Ach der tip mit dem leichtem vorderen teil des rades, naja ich sage mal so, wer es hat für den ists gut, aber ich zum bleistifft habe mit Federgabel angefangen, habe damit nen treter auf ne Tischtennisplatte geschafft, also ich denke es geht auch mit viel gewicht, dann ist die leistungssteigerung aufm Leichten rad viel höher und das ist gut fürs ego.


----------



## noob-rider (22. Oktober 2006)

also mein vorderrad ist zu schwer  aber gerade das finde ich anfangs LEICHTER, denn wenn man mit dem leichten zeugs vorne anfängt ist es schwieriger auf was schweres umzusteigen statt andersrum


----------



## Eisbein (22. Oktober 2006)

noob-rider schrieb:


> also mein vorderrad ist zu schwer  aber gerade das finde ich anfangs LEICHTER, denn wenn man mit dem leichten zeugs vorne anfängt ist es schwieriger auf was schweres umzusteigen statt andersrum


----------



## funky^jAY (22. Oktober 2006)

zu schwer gibts nich...

fahr vorne momentan alex 32 + 2,5" reifen...das IST schwer... aber geht auch mit dem HR hüpfen


----------



## Eisbein (22. Oktober 2006)

aber ! du fährst keine federgabel! ich seh das auch so zum anfangen spielt das gewicht keine rolle, vll. eher schwer anfangen.


----------



## MTB-News.de




----------



## Der Yeti (22. Oktober 2006)

naja also ich bin mit schuhen 1.87 ungefähr und ich fahre eine absolute race geometrie also vorne richtig tief: oberrohr ist 62 und den vro vorbau hab ich auf 100 mm stehen.
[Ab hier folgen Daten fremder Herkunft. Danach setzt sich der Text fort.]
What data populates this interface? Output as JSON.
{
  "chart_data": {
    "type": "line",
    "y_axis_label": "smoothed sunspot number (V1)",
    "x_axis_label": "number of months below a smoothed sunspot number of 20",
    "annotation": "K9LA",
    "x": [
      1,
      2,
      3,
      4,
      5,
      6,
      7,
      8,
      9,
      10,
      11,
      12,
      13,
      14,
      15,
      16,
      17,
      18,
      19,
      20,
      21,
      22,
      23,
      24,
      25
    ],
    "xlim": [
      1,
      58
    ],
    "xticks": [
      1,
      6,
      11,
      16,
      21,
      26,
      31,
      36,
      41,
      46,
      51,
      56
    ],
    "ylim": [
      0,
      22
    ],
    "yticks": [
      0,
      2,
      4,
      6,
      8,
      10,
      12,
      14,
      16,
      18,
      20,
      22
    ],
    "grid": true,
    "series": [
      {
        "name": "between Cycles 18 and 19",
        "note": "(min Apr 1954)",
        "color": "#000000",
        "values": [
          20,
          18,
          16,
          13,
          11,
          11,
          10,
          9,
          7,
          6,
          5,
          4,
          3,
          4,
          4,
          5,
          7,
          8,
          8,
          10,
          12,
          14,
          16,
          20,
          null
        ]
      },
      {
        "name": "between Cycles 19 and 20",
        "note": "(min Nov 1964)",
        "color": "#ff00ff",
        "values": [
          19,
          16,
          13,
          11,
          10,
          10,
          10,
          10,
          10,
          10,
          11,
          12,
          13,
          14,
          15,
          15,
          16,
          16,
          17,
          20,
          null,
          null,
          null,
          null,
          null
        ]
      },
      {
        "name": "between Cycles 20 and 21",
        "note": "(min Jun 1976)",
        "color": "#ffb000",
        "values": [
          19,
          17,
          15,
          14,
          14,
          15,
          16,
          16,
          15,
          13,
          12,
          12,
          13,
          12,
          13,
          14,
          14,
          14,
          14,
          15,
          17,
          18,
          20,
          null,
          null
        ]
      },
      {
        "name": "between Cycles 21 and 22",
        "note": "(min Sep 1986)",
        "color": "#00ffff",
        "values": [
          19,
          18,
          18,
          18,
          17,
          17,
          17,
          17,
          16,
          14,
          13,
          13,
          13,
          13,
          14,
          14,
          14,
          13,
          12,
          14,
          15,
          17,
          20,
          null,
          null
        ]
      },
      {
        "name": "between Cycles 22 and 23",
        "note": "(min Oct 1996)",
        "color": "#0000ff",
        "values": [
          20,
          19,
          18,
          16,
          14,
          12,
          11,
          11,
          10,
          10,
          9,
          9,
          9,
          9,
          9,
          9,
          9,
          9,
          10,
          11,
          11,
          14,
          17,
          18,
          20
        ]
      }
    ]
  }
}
Naja und sattelstütze aufgrund meiner langen beine weit herausgezogen aber das vorderrad bekomm ich au net hoch wenn der sattel unten ist also daran kanns nicht liegen. mein vorderradwiegt mit reifen und schlauch 2350 gramm. und die gabel 2100 gramm. kettenstrebe is 425. Wobei das ist ein altes rad und ich hab gerade das yeti arc im aufbau und ende von 2007 kommt noch das kona stuff oder cowan in 17 zoll hinzu. Dazu muss ich sagen dass ich ein sehr guter techniker bin. wheelies fahr ich zum abwinken is aber halt auch schwierig bei 2.1 zoll reifen mit der balance aber naja. bunny is schwierig krieg ich nicht höher als 40 weil ich nicht abspringen kann mit dem hinterrad weil ich das vorderrad nicht so weit vorne hochkriege dasss ich quasi zentral überm bike steh sondern mir fällt das vorne immer wieder herunter. Mein komplettbike wiegt 16 kg. und winkel vom vro... 20 grad und länge ist m. lenker hab ich den vektor lowrider auch in 20 grad.


----------



## Der Yeti (22. Oktober 2006)

also trial find ich ja richtig geil. auf den videos sieht das imme so geschmeidig aus wie die auf 1 m hohe mauern hüpfen etc aufm hinterrad usw. was wiegt den eigentlich so ein trial bike und warum kann man damit so hoch springen. ich hab mal mitm bmx versucht zu springen (15 kg) und das hab ich nicht mal nasatzweise so hoch bekommen wie die auf den vids. vielleicht 20 cm *schäm*. mach ich irgendwas falsch oder warum klappt das nicht??? ich wollt mir ja ende 2007 jetzt son dirt-freeride-streetbike(Kona Cowan oder Stuff) holen. Meint ihr damit kann man auch ein paar gute sachen üben und so ein bisschen trialmäßig was machen?


----------



## ecols (23. Oktober 2006)

nein.


----------



## Eisbein (23. Oktober 2006)

ja!


----------



## jockie (23. Oktober 2006)

vielleicht


----------



## fahrbereit (23. Oktober 2006)

Der Yeti schrieb:


> also trial find ich ja richtig geil. auf den videos sieht das imme so geschmeidig aus wie die auf 1 m hohe mauern hüpfen etc aufm hinterrad usw. was wiegt den eigentlich so ein trial bike und warum kann man damit so hoch springen.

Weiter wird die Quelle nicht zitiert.